Monday, August 8, 2011

Hand Stories

Rachel has become aware of her hands this summer.  Obviously, she's known about them since infancy but now she understands that her hands aren't like everyone else's.  She has realized that she is different.
There have been lots of hand incidents over the summer, some good and some pretty bad.  In June, we were at Katherine's soccer practice and Rachel was playing with a little girl about her age.  They'd been running around for 15 minutes or more when the other child noticed Rae's hand.  "What happened?" she asked.  Rachel glanced at me and answered "I born that way."  The little girls shrugged and they skipped off to look for bugs.  I was startled at first, and then proud.  That was the first time I had heard Rachel explain her hand by herself.  I had spoken for her many times, but now she could handle it herself.  That was a good day.
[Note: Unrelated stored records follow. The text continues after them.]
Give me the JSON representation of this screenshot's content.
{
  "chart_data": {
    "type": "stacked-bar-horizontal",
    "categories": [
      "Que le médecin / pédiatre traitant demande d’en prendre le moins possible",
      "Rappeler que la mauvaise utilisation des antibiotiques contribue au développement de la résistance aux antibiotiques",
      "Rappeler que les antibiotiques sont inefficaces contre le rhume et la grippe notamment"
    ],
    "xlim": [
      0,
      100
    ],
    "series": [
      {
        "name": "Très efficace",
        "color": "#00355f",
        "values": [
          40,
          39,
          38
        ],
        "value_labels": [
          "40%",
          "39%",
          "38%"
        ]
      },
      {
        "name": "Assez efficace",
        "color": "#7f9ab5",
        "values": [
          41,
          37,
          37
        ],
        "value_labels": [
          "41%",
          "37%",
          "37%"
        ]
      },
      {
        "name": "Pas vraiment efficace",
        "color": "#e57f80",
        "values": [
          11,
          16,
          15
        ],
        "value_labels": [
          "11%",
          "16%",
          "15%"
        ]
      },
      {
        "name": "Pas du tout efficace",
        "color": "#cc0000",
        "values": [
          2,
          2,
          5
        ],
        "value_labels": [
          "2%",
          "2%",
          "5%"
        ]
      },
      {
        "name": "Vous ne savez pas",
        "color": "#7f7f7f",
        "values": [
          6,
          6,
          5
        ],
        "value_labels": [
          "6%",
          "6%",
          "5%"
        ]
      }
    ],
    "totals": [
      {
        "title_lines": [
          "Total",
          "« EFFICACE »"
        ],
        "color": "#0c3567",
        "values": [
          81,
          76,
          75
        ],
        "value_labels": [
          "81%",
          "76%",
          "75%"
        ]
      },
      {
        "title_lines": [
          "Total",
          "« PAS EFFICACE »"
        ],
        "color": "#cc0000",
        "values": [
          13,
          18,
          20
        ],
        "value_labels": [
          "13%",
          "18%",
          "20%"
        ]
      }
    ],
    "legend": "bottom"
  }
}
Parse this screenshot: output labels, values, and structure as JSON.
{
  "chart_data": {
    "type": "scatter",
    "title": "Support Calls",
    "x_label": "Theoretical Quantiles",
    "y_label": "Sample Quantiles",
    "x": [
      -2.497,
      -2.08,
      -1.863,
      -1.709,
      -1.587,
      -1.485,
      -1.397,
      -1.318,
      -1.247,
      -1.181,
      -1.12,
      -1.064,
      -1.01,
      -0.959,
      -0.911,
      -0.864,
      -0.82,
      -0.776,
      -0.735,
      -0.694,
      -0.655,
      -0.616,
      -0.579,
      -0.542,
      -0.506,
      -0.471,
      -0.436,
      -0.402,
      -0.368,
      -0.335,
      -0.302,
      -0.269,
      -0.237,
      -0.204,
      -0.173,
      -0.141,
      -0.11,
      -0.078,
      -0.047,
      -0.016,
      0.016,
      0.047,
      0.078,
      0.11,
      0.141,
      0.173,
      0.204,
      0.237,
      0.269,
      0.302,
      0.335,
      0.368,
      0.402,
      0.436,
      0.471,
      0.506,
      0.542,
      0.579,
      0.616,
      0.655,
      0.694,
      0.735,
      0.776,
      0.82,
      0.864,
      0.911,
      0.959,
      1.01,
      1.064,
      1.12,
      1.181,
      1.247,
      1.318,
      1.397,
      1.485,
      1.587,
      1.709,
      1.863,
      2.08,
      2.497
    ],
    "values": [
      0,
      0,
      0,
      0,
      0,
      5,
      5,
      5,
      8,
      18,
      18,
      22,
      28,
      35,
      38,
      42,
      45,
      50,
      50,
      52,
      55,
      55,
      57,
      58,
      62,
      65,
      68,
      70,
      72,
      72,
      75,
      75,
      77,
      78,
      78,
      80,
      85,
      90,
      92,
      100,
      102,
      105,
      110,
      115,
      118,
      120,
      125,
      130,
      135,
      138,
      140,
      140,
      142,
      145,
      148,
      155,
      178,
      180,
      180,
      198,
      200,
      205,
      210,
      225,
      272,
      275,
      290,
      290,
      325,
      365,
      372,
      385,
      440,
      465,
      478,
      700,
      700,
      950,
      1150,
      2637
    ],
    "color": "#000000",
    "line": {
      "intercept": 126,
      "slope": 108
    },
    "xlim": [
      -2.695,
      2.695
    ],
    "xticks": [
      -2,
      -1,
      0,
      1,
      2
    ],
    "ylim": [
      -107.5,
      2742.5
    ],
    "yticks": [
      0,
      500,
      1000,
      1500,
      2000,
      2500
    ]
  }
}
A few weeks later, Rachel and I were sitting in a summer class.  The teacher was distracted and there were too many kids and not enough adults and even Rachel looked a little daunted by the crowd.  A 4 year old boy at our table suddenly shouted "Hey! She has a little hand!"  Rachel clung to my arm.  I stepped in and told the boy the usual yes-she-does-she-was-born-that-way story.  But he wouldn't let it drop.  The kid kept trying to grab Rachel's hand, stared at her, asked endless questions.  I noticed that Rachel was hiding her hand, pulling it behind her back or wrapping it up in her dress.  My heart sank.  Rachel looked up at me and her eyes were full of tears.  I turned to the kid, moved so my face was at his level and firmly told him that it was NOT nice to stare or touch people and that I did not want to hear him say anything else about Rachel's hand.  He shut up.  After class Rachel and I talked.  She thought "that boy" was mean.  I tried to explain that he was just curious, but he had bad manners and was really annoying.  That was not a good day.

At China Camp Rachel met a little boy with a hand very much like hers.  She was SO excited!  She ran up to him at the hotel pool, held out her hands, and shouted "You have hand like me!  Same!"  She talked about that boy for days, always with a tone of awe.  I realized that although I know there are lots of people with hand differences, she didn't know.  She just thought she was alone with her hand.  Meeting that other child made her understand that she's not the only one and that was a big deal to her.  She's hold up her hands and say "I have one big hand and one little hand.  Just like that boy."  That was a really good day.

We are so used to Rachel's hands that these little incidents are startling sometimes.  We just think of her as "normal".  I'll admit that I dread the questions from other kids.  Sometimes they are so hard to deal with.  And we're traveling without a map.  No one exactly explained this part of parenting.  And, hard as it is, I have to step aside and let Rachel learn to deal with all the questions and stares.  This is the reality of her life.  So we'll move along and try to find our footing and discover ways to deal with the hand issue.  Rachel reminds me often that she is brave.  And she is.  Way braver than I am.  Today we made  books about Rachel's hands for her to take to daycare and preschool.  She loves them.  Maybe they will help.

Last week we were on a playground when some kids came over.  One little girl noticed Rachel's hand.  Rachel just said "Yup.  I got one big hand and one little hand.  Let's swing!"  And they did.  That was a good day.

1 comment:

  1. I read this post with tears in my eyes. Rachel IS a brave little girl! I think the books are a great idea for school. My sil has 2 "different" hands (with only 2 fingers total) and is a teacher. You go Rachel! There is nothing you can't do!